Em comunicado enviado hoje à agência Lusa, o SMMP explica que, na quarta-feira, foi realizado em Portalegre um plenário de magistrados do Ministério Público (MP), no âmbito do qual foram evidenciadas as carências nesta região alentejana.
O plenário “concluiu se que a Comarca de Portalegre enfrenta um cenário de insuficiência estrutural que compromete de forma séria o funcionamento da justiça na região”, pode ler-se.
“A reunião evidenciou problemas persistentes relacionados com instalações provisórias há mais de uma década, ausência de tribunais especializados, carência de recursos humanos e condições materiais inadequadas”, especifica o sindicato.
No documento é explicado que a Comarca de Portalegre agrega cinco municípios – Portalegre, Ponte de Sor, Elvas, Fronteira e Nisa – e inclui ainda os Juízos de Proximidade de Avis e de Castelo de Vide.
“Desde 2014, a coordenação, os órgãos de gestão e o Tribunal Judicial de Portalegre funcionam no edifício da antiga Junta Autónoma de Estradas, atual Infraestruturas de Portugal, aguardando o início das obras de reabilitação do Palácio de Justiça, ainda sem data prevista”, refere o SMMP.
No mesmo período, acrescenta, o juízo central cível, criminal e do trabalho, tem funcionado “no Centro Comercial Fontedeira, partilhando o espaço, que é arrendado, com estabelecimentos comerciais”, uma situação que “fragiliza a dignidade e a operacionalidade” dos serviços.
O SMMP denuncia ainda que “uma das maiores dificuldades” sentidas na Comarca de Portalegre é a circunstância de não se encontrar instalado um Tribunal de Família e de Menores.

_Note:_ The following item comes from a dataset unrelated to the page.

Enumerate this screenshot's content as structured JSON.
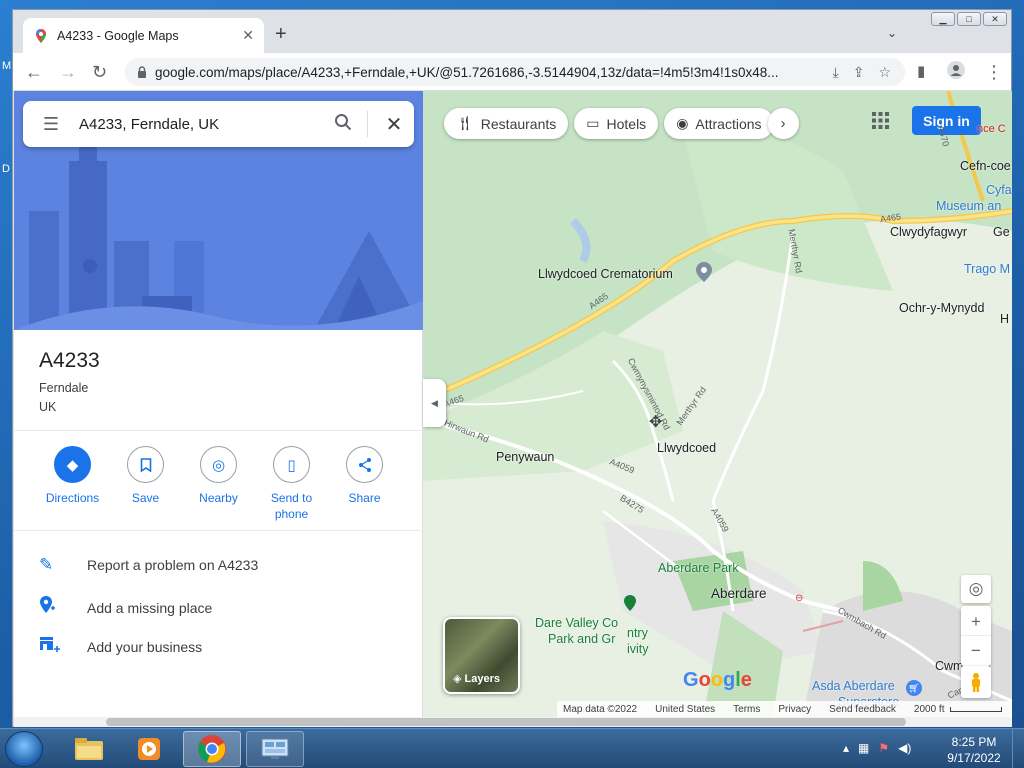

“O que significa que a competência está dividida pelos juízos de competência genérica, com o prejuízo que daí resulta para o cidadão, decorrente da falta de especialização dos magistrados nesta área particularmente sensível”, argumenta.
E também “não existe o Tribunal de Instrução Criminal, o que agrava os constrangimentos na tramitação processual e aumenta a pressão sobre os magistrados do MP”, acrescenta.

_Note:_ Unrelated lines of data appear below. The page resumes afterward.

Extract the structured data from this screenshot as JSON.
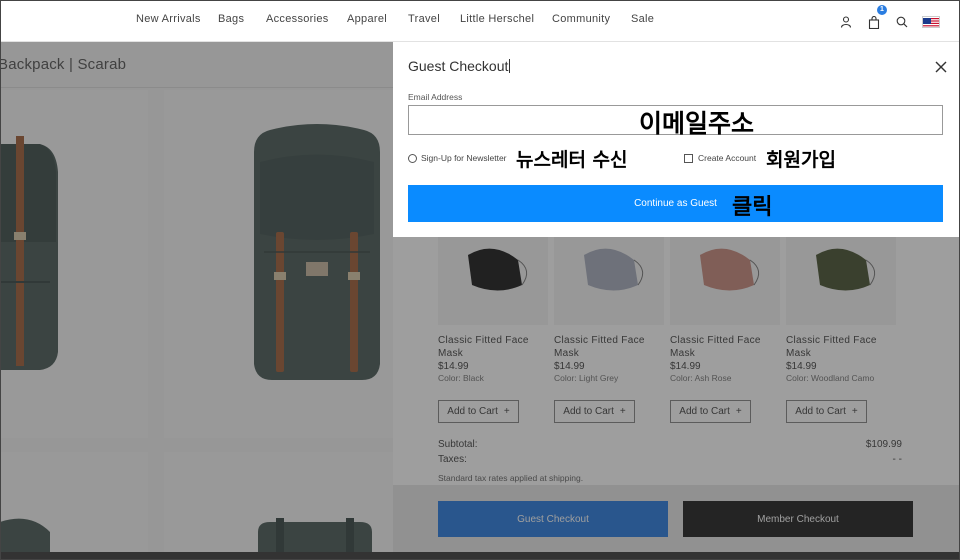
{
  "nav": {
    "links": [
      "New Arrivals",
      "Bags",
      "Accessories",
      "Apparel",
      "Travel",
      "Little Herschel",
      "Community",
      "Sale"
    ],
    "cart_count": "1",
    "icons": [
      "user-icon",
      "bag-icon",
      "search-icon",
      "us-flag-icon"
    ]
  },
  "background": {
    "title": "Backpack | Scarab"
  },
  "modal": {
    "title": "Guest Checkout",
    "email_label": "Email Address",
    "email_value": "",
    "newsletter_label": "Sign-Up for Newsletter",
    "create_account_label": "Create Account",
    "continue_label": "Continue as Guest"
  },
  "annotations": {
    "email": "이메일주소",
    "newsletter": "뉴스레터 수신",
    "create_account": "회원가입",
    "click": "클릭"
  },
  "cart": {
    "products": [
      {
        "name": "Classic Fitted Face Mask",
        "price": "$14.99",
        "color": "Color: Black",
        "add_label": "Add to Cart",
        "swatch": "#1c1c1c"
      },
      {
        "name": "Classic Fitted Face Mask",
        "price": "$14.99",
        "color": "Color: Light Grey",
        "add_label": "Add to Cart",
        "swatch": "#a8aebd"
      },
      {
        "name": "Classic Fitted Face Mask",
        "price": "$14.99",
        "color": "Color: Ash Rose",
        "add_label": "Add to Cart",
        "swatch": "#c98a7e"
      },
      {
        "name": "Classic Fitted Face Mask",
        "price": "$14.99",
        "color": "Color: Woodland Camo",
        "add_label": "Add to Cart",
        "swatch": "#4a5534"
      }
    ],
    "subtotal_label": "Subtotal:",
    "subtotal_value": "$109.99",
    "taxes_label": "Taxes:",
    "taxes_value": "- -",
    "tax_note": "Standard tax rates applied at shipping.",
    "guest_checkout_label": "Guest Checkout",
    "member_checkout_label": "Member Checkout"
  },
  "colors": {
    "accent": "#0a8bff",
    "guest_button": "#2a7de1",
    "member_button": "#222222",
    "backpack": "#4b5c58",
    "strap": "#a0603a"
  }
}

O plenário identificou ainda “um défice crítico de recursos humanos”, refere o sindicato, explicando que a jubilação de um magistrado, em outubro de 2025, “não foi considerada” no movimento anual, deixando a vaga por preencher e “obrigando à redistribuição” do respetivo volume processual pelos restantes magistrados.
Nos serviços do MP de Elvas, a situação “é especialmente grave”, segundo o sindicato, que denuncia que “faltam pelo menos quatro funcionários judiciais, estando em funções apenas dois”, o que leva a que atualmente se encontrem “pelo menos 725 inquéritos pendentes” para abrir conclusão e cerca de 300 para cumprir os despachos proferidos pelos magistrados”.

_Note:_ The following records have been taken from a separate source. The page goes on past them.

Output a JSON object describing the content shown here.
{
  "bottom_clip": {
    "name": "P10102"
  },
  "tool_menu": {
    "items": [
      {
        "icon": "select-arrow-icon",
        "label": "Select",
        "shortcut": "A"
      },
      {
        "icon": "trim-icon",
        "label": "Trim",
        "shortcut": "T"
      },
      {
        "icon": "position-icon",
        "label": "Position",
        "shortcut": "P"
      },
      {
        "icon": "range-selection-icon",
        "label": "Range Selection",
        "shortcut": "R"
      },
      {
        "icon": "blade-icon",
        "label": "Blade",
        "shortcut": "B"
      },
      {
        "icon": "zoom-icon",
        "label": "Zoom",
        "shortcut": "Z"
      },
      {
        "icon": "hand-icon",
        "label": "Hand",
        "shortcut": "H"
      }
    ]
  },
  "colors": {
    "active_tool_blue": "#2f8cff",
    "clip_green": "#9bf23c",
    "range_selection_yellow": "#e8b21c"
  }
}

“Acresce que os três magistrados que tramitam inquéritos em Elvas têm a seu cargo mais de 1.000 inquéritos”, frisa.
Já em Ponte de Sor, o sindicato indica que o tribunal, além de “ter insuficiência” de oficiais de justiça, tem infiltrações e problemas graves de climatização que expõem magistrados, juízes, oficiais de justiça e utentes a temperaturas extremas, dificultando o normal funcionamento dos serviços”.
No comunicado, face ao conjunto de problemas identificados, o SMMP reclamou a intervenção “urgente” das entidades competentes no sentido de garantir “condições dignas de trabalho” e assegurar aos cidadãos “um serviço de justiça eficiente, especializado e verdadeiramente acessível em Portalegre”.